Baugruppen is a housing model first established in Germany that sees like-minded home buyers come together to design and build multi-residential housing. Rather than buying off the plan, they buy land as a group and then commission designers and builders to construct projects to their specifications.
The Conversation explains the name roughly translates to “building group” and “stands for a long tradition of self-initiated, community-oriented living and the shared responsibility of building”.
In Europe, the concept has taken off with ANZ Bank’s online magazine noting at its peak, it represented 20 per cent of the development market.
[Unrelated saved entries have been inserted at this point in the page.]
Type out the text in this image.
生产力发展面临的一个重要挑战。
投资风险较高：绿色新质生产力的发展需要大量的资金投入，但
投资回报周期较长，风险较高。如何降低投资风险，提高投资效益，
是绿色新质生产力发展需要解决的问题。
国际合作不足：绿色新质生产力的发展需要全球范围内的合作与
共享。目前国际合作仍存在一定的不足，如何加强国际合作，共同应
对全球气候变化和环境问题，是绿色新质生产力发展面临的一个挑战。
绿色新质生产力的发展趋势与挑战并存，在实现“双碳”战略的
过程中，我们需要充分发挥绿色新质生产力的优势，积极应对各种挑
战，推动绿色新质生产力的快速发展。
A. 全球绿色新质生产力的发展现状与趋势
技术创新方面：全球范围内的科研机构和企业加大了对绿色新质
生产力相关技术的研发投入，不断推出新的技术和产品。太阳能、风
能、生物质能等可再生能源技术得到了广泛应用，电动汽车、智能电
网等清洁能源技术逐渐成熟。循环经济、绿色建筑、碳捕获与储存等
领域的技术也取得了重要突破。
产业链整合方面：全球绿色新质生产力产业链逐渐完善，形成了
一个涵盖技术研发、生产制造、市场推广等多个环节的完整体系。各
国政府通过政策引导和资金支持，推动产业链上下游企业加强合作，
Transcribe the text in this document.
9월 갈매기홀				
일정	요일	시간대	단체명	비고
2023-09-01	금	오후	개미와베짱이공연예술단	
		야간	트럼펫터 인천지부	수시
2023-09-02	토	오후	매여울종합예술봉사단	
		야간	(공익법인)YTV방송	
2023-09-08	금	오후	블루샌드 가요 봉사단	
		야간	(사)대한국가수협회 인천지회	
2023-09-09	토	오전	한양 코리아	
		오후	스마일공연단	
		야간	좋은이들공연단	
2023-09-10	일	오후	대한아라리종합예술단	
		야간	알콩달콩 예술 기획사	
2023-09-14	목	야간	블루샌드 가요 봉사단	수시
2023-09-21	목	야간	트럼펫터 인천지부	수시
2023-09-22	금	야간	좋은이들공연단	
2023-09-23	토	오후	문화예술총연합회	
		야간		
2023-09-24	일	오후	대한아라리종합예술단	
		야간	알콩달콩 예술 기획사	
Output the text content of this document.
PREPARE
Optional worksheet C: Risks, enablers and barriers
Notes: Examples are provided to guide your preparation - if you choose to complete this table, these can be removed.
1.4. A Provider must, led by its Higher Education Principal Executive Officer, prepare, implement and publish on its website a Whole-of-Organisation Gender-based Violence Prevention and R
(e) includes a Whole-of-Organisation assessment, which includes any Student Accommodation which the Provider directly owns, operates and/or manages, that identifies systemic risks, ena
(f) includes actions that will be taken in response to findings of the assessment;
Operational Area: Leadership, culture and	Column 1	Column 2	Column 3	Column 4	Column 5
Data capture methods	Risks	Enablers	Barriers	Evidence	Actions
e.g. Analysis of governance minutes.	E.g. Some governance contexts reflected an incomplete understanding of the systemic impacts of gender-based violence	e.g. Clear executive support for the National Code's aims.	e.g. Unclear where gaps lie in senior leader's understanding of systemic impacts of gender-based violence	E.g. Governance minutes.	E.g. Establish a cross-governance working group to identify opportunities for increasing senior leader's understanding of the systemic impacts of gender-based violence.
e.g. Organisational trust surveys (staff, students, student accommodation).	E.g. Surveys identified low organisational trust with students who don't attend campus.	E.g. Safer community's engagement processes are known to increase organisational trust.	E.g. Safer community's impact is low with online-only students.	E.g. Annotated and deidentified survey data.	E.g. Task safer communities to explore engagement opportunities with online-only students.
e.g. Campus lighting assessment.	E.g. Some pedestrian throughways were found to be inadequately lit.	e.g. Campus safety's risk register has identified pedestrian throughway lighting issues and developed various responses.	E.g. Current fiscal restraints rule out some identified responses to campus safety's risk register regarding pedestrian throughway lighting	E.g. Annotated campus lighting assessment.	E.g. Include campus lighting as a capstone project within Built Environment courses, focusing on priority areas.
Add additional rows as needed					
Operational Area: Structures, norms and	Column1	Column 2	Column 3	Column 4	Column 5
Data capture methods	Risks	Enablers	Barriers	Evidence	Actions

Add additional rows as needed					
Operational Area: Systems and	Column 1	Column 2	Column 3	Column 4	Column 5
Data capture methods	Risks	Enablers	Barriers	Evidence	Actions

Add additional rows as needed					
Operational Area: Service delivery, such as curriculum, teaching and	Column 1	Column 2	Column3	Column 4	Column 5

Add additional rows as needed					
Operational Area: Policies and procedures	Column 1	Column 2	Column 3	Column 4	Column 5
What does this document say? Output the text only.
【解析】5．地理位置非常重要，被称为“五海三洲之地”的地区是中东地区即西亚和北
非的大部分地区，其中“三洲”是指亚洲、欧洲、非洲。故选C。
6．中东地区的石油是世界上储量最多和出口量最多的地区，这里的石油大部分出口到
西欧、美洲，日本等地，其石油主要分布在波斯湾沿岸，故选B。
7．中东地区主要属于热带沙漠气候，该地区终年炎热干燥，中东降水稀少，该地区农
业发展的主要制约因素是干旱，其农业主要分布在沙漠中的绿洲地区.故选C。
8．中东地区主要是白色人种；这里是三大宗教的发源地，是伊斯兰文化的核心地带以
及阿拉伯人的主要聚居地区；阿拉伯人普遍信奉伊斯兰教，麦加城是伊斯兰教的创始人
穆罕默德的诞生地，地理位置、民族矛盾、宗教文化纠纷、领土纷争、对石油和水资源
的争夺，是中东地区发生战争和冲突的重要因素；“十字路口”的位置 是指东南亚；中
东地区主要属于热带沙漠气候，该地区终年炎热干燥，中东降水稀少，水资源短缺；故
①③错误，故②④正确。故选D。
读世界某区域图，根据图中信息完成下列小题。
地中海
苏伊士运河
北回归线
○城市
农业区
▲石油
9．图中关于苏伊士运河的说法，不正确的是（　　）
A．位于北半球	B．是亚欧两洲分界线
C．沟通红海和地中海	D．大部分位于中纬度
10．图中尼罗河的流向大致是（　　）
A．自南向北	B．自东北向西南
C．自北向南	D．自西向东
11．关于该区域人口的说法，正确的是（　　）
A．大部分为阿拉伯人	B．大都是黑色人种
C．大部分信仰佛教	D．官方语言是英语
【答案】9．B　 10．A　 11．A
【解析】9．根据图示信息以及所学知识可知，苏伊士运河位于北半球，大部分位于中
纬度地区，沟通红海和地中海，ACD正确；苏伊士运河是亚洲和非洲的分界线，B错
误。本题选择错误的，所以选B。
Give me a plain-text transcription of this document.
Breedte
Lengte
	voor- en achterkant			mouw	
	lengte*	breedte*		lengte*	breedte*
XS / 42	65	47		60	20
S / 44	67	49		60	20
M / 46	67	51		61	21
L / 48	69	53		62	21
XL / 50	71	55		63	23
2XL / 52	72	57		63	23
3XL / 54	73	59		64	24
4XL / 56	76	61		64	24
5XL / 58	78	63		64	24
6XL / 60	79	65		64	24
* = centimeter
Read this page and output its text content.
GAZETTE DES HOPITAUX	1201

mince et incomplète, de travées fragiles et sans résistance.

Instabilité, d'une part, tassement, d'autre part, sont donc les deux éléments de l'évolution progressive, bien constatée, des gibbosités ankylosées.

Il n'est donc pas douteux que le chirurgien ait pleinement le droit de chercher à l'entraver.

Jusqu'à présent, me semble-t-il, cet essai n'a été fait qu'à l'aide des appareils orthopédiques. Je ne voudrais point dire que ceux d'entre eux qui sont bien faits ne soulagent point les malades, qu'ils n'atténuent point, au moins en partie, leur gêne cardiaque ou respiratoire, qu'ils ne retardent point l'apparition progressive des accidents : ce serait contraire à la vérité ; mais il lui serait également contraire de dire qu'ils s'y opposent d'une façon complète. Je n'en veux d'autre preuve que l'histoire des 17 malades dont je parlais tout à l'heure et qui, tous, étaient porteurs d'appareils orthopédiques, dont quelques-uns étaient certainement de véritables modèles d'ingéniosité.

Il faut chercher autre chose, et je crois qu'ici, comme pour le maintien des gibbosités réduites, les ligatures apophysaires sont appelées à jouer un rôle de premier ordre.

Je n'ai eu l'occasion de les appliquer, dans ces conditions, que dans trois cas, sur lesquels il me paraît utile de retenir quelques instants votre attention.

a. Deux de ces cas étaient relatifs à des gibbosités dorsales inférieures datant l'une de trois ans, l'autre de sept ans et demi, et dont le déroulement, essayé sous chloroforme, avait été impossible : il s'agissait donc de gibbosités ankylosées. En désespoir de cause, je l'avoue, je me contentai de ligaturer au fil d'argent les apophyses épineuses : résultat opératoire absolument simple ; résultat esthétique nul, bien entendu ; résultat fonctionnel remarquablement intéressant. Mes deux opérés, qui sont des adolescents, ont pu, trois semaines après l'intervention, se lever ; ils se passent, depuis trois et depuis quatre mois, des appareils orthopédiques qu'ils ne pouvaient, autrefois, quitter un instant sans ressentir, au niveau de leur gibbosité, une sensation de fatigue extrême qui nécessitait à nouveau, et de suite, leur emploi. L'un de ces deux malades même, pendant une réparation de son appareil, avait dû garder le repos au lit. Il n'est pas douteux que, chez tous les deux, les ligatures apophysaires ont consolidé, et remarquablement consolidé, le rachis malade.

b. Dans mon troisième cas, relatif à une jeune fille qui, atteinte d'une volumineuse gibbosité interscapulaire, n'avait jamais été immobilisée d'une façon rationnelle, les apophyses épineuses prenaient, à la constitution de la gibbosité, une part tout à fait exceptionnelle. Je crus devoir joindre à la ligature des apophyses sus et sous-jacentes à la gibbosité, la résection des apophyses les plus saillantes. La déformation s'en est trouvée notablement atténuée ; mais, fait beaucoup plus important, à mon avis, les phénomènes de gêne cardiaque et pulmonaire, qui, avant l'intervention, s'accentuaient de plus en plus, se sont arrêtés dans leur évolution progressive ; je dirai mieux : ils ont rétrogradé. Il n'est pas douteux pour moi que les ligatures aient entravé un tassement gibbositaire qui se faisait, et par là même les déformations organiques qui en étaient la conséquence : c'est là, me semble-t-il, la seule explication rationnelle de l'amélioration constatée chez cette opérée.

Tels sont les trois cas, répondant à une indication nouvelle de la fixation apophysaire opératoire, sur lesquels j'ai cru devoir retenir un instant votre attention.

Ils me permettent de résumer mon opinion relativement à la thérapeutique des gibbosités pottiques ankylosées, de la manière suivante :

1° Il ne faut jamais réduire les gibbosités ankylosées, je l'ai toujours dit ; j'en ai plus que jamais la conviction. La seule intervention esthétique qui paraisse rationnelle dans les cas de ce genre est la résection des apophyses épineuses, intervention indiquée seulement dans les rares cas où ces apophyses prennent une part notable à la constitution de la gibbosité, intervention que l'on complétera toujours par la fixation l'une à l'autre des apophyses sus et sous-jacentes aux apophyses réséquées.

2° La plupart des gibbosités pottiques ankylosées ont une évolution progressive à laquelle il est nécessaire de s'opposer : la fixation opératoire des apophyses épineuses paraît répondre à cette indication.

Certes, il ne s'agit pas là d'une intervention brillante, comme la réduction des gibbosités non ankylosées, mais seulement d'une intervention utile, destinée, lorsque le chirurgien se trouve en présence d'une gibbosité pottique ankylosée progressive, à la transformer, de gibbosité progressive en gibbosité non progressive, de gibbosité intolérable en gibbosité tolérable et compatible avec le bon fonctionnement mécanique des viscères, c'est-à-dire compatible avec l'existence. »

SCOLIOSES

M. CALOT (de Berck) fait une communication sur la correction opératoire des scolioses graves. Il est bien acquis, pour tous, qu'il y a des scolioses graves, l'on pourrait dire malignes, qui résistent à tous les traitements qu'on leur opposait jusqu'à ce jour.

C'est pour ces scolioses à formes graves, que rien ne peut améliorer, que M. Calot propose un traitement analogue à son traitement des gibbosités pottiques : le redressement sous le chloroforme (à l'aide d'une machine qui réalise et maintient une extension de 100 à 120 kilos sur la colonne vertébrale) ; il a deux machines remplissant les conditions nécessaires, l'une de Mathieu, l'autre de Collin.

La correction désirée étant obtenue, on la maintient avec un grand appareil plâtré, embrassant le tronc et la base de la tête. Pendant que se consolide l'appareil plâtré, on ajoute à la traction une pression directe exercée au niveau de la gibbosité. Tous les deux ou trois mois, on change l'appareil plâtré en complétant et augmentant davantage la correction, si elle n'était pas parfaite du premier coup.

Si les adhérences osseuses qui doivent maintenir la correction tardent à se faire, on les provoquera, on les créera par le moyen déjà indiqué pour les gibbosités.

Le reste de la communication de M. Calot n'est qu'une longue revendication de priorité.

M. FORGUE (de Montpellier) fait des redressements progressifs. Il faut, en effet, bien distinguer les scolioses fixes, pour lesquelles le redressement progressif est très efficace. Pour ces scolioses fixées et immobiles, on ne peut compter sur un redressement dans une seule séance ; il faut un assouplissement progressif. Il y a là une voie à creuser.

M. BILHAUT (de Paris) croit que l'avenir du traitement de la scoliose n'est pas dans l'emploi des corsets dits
Now it has also reached Australian shores.
The Baugruppen model allows apartment or strata-title residents the opportunity to cut significant costs in the building process, shaving up to 30 per cent off the price of creating housing.
Costs are reduced through lower risk and therefore lower borrowing costs and by cutting out the middle man like developers and agents.
Buyers also receive tax benefits similar to house and land packages, and the model mitigates the settlement risk that banks often incur when it comes to funding off-the-plan apartment builds.
ANZ explains: “Settlement risk is when off-the-plan apartment buyers, usually investors, change their minds at the last minute. This is generally because the value of the property upon completion of construction is lower than expected”.
“Instead of paying for their apartment, they walk away.”
In total, around three per cent of apartment buyers change their mind, but in cities where there is an apartment glut, it can be as high as five per cent.
ANZ cites the Nightingale project in Melbourne as one example of the Baugruppen Model at work.
They note in a typical multi-residential development, “banks stump up 70 per cent of funding and investors provide the rest at high-interest rates. In many cases 30 per cent interest is not unusual”.
“For the first two Nightingale projects the group secured bank funding at the usual rates but found socially-conscious investors prepared to lend for lower interest rates of 15 per cent.
“Baugruppen aims to replace some or all of the investor funds with money from the buyer’s group, cutting down the overall cost of funding.”
The Baugruppen model also mitigates the risk of having buyers walk away by having them emotionally involved in the project from the start. The model then works to actively discourage profit making and speculation, with many projects having penalties if occupants choose to sell.
For example, the group may implement a covenant or a limit on profit percentage that increases for every year the property is held.
Meanwhile, the Conversation explains there’s no one single model when it comes to Baugruppen “…every project differs in its financing, social make-up, the wishes and desires of the group, and the project’s resulting architectural and urban qualities.”
But not all are enthusiastic about the model, with ANZ reflecting some stand to lose: “The only real losers are the tax department, developers and real estate agents who get nothing from it and stand to lose more if the model succeeds in reducing housing prices.”